13 Trik Jitu Menangkap Ide untuk Menulis Buku
By miyosi ariefiansyah (bunda taka) - December 26, 2018
IDE
Kita tahu bahwa cikal bakal sebuah buku yang isinya ratusan adalah IDE yang mungkin hanya sekalimat atau beberapa kata. Kita juga sepakat kalau hal pertama yang harus ada ketika ingin mulai menulis adalah IDE.
Sayangnyaaa, banyak penulis atau calon penulis yang ngerasa mati gaya: enggak punya atau malah kehabisan idee. Enggak sedikit yang bilang kalau mencari ide itu susah, saking susahnya jika diibaratkan sampai-sampai harus nyari wangsit dulu, harus dipikir duluu sampai mumett. Padahal, semakin dipaksa biasanya semakin enggak akan mau ke luar karena kondisi yang enggak rileks.
Benar, nggak?
Saya pun kadang mengalami. Mau nulis apaa yaa kok bingung. Xixixi.

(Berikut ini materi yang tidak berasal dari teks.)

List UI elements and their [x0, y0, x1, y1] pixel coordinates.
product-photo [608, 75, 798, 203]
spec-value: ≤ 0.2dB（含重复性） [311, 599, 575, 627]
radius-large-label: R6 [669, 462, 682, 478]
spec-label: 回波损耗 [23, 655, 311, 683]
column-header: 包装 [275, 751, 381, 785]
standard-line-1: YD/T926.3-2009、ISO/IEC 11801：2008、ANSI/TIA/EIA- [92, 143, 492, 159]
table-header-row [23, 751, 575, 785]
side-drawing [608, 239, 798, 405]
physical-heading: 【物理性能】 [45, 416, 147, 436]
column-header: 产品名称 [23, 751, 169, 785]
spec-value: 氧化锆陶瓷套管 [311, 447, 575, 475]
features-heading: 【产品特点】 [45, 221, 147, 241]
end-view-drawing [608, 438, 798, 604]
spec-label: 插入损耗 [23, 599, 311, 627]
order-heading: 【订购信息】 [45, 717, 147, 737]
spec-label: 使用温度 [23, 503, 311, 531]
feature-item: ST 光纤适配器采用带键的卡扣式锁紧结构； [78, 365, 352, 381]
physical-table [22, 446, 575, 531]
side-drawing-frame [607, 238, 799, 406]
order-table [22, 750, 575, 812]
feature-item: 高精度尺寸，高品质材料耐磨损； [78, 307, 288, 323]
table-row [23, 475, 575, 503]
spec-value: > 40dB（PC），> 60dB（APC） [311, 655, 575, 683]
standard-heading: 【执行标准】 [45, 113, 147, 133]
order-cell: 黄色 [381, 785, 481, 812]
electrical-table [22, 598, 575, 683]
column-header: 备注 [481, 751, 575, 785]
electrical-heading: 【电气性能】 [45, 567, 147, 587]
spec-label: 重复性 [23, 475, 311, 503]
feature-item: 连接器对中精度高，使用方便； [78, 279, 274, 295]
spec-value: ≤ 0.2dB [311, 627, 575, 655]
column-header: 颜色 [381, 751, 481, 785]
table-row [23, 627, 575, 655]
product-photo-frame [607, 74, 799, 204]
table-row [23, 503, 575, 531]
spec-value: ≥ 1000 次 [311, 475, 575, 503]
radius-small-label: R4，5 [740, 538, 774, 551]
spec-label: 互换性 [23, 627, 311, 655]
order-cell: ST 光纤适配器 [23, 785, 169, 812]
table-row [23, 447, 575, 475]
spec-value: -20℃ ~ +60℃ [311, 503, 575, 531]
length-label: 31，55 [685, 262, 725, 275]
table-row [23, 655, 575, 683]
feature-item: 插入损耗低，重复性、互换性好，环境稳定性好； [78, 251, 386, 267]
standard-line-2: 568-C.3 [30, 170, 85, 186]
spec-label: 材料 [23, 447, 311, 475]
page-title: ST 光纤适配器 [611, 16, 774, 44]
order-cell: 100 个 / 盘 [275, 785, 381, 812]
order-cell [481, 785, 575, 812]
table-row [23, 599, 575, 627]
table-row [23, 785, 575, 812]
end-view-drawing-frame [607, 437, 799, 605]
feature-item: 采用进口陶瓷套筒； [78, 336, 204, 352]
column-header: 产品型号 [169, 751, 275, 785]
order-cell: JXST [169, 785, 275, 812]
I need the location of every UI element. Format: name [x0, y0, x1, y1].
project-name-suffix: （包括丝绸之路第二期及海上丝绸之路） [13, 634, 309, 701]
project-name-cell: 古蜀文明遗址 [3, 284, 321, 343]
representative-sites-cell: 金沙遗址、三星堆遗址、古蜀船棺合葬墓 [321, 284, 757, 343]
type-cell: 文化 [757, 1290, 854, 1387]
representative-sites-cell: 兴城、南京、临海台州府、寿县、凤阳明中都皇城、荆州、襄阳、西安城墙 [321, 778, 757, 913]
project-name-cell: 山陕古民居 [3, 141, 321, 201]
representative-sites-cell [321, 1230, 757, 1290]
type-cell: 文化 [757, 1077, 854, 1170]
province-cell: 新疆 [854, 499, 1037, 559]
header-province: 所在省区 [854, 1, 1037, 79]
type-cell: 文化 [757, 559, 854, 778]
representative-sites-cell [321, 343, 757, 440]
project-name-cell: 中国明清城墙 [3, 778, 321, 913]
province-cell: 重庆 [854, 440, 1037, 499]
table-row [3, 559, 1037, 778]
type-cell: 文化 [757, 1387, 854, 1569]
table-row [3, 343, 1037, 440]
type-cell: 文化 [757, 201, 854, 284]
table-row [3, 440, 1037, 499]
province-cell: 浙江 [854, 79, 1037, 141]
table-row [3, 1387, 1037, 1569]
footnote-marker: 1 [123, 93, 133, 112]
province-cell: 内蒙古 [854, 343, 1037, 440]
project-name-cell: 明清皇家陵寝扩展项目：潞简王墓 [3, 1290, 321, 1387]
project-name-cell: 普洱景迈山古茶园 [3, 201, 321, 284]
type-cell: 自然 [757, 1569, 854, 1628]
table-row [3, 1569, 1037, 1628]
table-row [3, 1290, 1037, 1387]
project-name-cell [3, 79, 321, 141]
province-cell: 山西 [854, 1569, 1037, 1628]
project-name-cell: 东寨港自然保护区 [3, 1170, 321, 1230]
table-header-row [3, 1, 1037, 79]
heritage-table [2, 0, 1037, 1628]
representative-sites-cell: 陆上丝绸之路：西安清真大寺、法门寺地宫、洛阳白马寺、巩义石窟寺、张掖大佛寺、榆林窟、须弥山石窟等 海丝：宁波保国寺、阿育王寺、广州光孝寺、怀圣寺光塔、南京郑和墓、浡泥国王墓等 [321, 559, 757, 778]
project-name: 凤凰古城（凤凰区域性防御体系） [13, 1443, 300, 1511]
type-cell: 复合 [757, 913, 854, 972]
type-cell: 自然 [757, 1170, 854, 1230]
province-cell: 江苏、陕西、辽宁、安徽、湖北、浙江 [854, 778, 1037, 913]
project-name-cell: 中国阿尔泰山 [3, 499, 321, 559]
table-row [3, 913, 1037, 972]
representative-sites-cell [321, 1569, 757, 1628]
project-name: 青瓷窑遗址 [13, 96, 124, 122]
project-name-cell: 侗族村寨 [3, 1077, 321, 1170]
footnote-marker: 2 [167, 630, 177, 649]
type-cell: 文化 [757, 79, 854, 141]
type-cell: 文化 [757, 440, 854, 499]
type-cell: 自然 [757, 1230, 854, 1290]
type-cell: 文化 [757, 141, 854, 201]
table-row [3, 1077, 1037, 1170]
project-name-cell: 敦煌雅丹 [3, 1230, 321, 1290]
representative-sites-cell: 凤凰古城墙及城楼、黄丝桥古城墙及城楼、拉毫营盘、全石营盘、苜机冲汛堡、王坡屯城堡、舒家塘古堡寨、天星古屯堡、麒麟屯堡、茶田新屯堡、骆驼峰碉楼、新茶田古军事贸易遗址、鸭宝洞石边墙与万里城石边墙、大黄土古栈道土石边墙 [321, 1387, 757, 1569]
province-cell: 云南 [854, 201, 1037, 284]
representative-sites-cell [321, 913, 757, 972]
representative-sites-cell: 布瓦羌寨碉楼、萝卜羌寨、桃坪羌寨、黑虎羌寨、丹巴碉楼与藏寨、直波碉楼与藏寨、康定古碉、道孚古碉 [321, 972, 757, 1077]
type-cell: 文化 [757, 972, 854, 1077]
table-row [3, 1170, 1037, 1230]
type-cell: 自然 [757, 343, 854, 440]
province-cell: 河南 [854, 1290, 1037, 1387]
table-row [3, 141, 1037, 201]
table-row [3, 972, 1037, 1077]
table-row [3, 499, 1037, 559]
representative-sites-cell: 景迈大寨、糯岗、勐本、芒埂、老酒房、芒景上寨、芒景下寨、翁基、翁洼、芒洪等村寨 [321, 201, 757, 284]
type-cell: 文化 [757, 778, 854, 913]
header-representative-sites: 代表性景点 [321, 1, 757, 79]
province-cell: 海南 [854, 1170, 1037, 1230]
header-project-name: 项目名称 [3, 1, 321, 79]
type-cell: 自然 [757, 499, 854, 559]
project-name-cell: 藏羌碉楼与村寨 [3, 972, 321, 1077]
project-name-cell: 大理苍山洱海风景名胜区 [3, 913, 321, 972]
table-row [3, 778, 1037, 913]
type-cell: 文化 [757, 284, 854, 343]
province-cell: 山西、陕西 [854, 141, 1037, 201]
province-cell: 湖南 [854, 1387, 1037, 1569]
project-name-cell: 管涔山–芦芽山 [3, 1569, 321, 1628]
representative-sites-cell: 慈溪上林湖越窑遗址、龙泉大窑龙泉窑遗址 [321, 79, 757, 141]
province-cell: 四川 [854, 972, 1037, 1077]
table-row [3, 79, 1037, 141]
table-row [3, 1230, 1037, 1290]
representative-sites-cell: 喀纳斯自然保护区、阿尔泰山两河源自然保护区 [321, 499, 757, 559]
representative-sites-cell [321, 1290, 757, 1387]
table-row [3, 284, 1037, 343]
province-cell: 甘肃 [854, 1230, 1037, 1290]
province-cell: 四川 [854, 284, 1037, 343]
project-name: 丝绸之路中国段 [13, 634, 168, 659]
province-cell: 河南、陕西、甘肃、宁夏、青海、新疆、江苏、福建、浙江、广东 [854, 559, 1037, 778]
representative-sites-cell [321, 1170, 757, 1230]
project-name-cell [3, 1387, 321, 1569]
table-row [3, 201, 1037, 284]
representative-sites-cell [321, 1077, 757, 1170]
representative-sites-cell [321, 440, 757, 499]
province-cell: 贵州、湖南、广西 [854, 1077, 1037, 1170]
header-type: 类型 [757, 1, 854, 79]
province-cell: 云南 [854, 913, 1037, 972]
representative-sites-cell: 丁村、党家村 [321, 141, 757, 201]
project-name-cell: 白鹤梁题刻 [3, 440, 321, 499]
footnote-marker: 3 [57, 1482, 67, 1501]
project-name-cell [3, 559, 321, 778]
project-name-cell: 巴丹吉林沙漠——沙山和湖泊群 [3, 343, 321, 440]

Padahal yaa, saya sadar kalau ide itu berserakan di mana-mana. Ide itu luasss.
Biasanya, saya menggunakan cara-cara ini ketika mengalami kebuntuan. Alhamdulillah, sejauh ini cukup ampuh membantu saya memproduksi hampir 50 (tepatnya 48) buku selama 10 tahun bekalangan ini sejak mulai nyemplung dunia menulis hingga sekarang. Cara ala saya ini sebenarnya enggak cuma berlaku buat menulis buku saja, tapi juga kegiatan menulis secara keseluruhan.
Nahh....
Buat teman-teman calon penulis yang kadang ngerasa terhambat karena masalah IDE atau siapa pun (enggak terbatas teman-teman yang ingin menulis saja) yang merasa mendapatkan manfaat dari tulisan saya ini, monggo dilanjutkan membacanya.

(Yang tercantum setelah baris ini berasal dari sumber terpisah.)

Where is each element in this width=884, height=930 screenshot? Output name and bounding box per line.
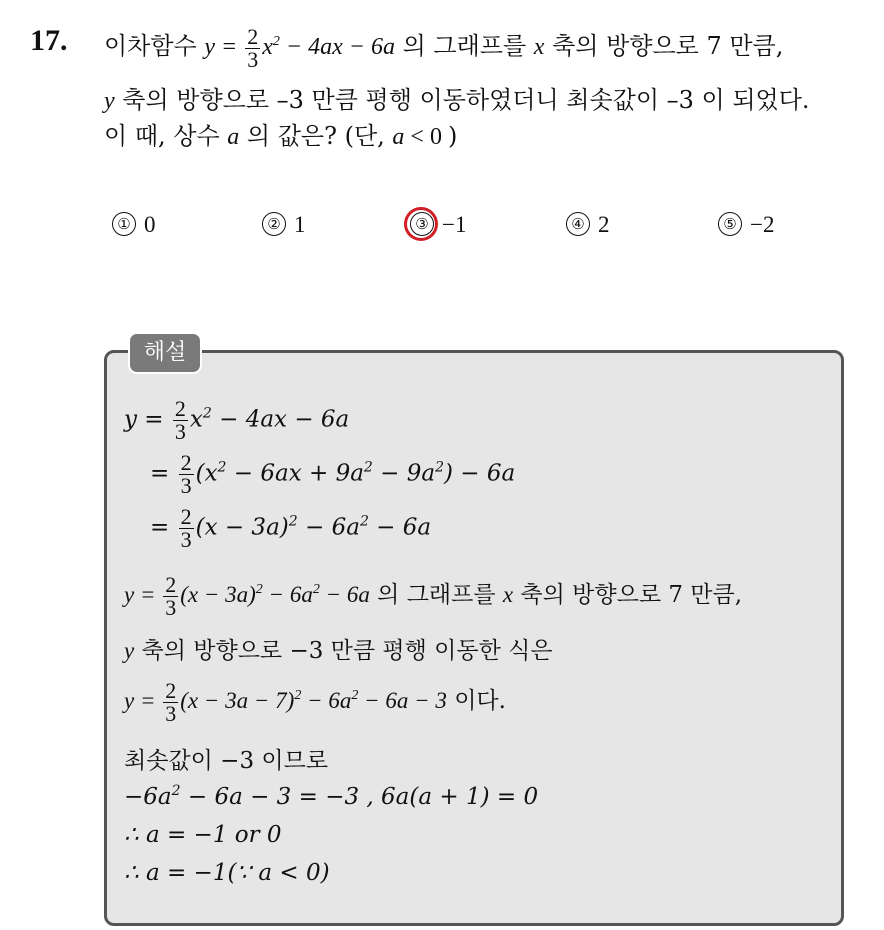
question-line-1: 이차함수 y = $\frac{2}{3}$ $x^2 - 4ax - 6a$ 의 그래프를 x 축의 방향으로 7 만큼, xyxy=(104,24,784,72)
solution-line-4: y = $\frac{2}{3}$ $(x - 3a)^2 - 6a^2 - 6a$ 의 그래프를 x 축의 방향으로 7 만큼, xyxy=(124,572,743,620)
question-line-2: y 축의 방향으로 –3 만큼 평행 이동하였더니 최솟값이 –3 이 되었다. xyxy=(104,86,810,114)
solution-tag: 해설 xyxy=(128,332,202,374)
question-text: 이차함수 xyxy=(104,32,197,61)
solution-line-6: y = $\frac{2}{3}$ $(x - 3a - 7)^2 - 6a^2 - 6a - 3$ 이다. xyxy=(124,678,506,726)
answer-mark-circle xyxy=(404,207,438,241)
solution-text: 의 그래프를 xyxy=(377,581,496,608)
solution-line-9: ∴ a = −1 or 0 xyxy=(124,822,282,848)
choice-value: 0 xyxy=(144,212,156,237)
solution-line-10: ∴ a = −1(∵ a < 0) xyxy=(124,860,330,886)
question-text: 의 그래프를 xyxy=(402,32,527,61)
solution-line-5: y 축의 방향으로 −3 만큼 평행 이동한 식은 xyxy=(124,638,553,664)
question-text: 축의 방향으로 7 만큼, xyxy=(552,32,784,61)
solution-text: 축의 방향으로 7 만큼, xyxy=(520,581,743,608)
choice-number: ④ xyxy=(566,212,590,236)
solution-line-8: $-6a^2 - 6a - 3 = -3$ , 6a(a + 1) = 0 xyxy=(124,783,539,810)
choice-value: −2 xyxy=(750,212,775,237)
solution-eq-1: y = $\frac{2}{3}$ $x^2 - 4ax - 6a$ xyxy=(124,396,350,444)
solution-line-7: 최솟값이 −3 이므로 xyxy=(124,748,329,774)
solution-text: 축의 방향으로 −3 만큼 평행 이동한 식은 xyxy=(141,638,553,664)
answer-choices xyxy=(0,212,884,248)
choice-value: −1 xyxy=(442,212,467,237)
choice-5[interactable] xyxy=(718,212,774,238)
choice-value: 2 xyxy=(598,212,610,237)
function-expression: y = $\frac{2}{3}$ $x^2 - 4ax - 6a$ xyxy=(204,24,395,72)
solution-eq-2: = $\frac{2}{3}$ $(x^2 - 6ax + 9a^2 - 9a^2) - 6a$ xyxy=(150,450,516,498)
question-text: 축의 방향으로 –3 만큼 평행 이동하였더니 최솟값이 –3 이 되었다. xyxy=(122,86,810,114)
choice-value: 1 xyxy=(294,212,306,237)
choice-4[interactable] xyxy=(566,212,610,238)
choice-number: ① xyxy=(112,212,136,236)
question-line-3: 이 때, 상수 a 의 값은? (단, a < 0 ) xyxy=(104,122,458,150)
choice-number: ⑤ xyxy=(718,212,742,236)
question-text: 의 값은? (단, xyxy=(246,122,385,150)
choice-number: ③ xyxy=(410,212,434,236)
question-number: 17. xyxy=(30,24,68,57)
choice-2[interactable] xyxy=(262,212,306,238)
solution-text: 이다. xyxy=(454,687,506,714)
question-text: ) xyxy=(447,122,458,150)
solution-eq-3: = $\frac{2}{3}$ $(x - 3a)^2 - 6a^2 - 6a$ xyxy=(150,504,432,552)
question-text: 이 때, 상수 xyxy=(104,122,220,150)
choice-number: ② xyxy=(262,212,286,236)
choice-1[interactable] xyxy=(112,212,156,238)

13 trik jitu menangkap ide untuk menulis buku ala saya adalah:
1. Mendapatkan ide menulis dengan KEPOIN OBJEK.
Langsung ke contoh aja, yaa. Misal, ada lomba menulis dengan tema SOEKARNO. Apa yang bisa kita lakukan selanjutnyaa?
Kalau saya:
a. Tulis sebanyak-banyaknya hal yang kita ketahui tentang Bung Karno, kalau bisa yang spesifik jangan yang umum.
Contoh spesifik: istri beliau 9, suka berorasi, mantan menantu HOS Tjokroaminoto,
Contoh umum: baik hati (ini jelas masih sangat umum dan normatif, kecuali dijelasin lebih spesifik lagi baik hatinua itu seperti apa, misal orang lain jarang melakukan tapi Bung Karno sering melakukan)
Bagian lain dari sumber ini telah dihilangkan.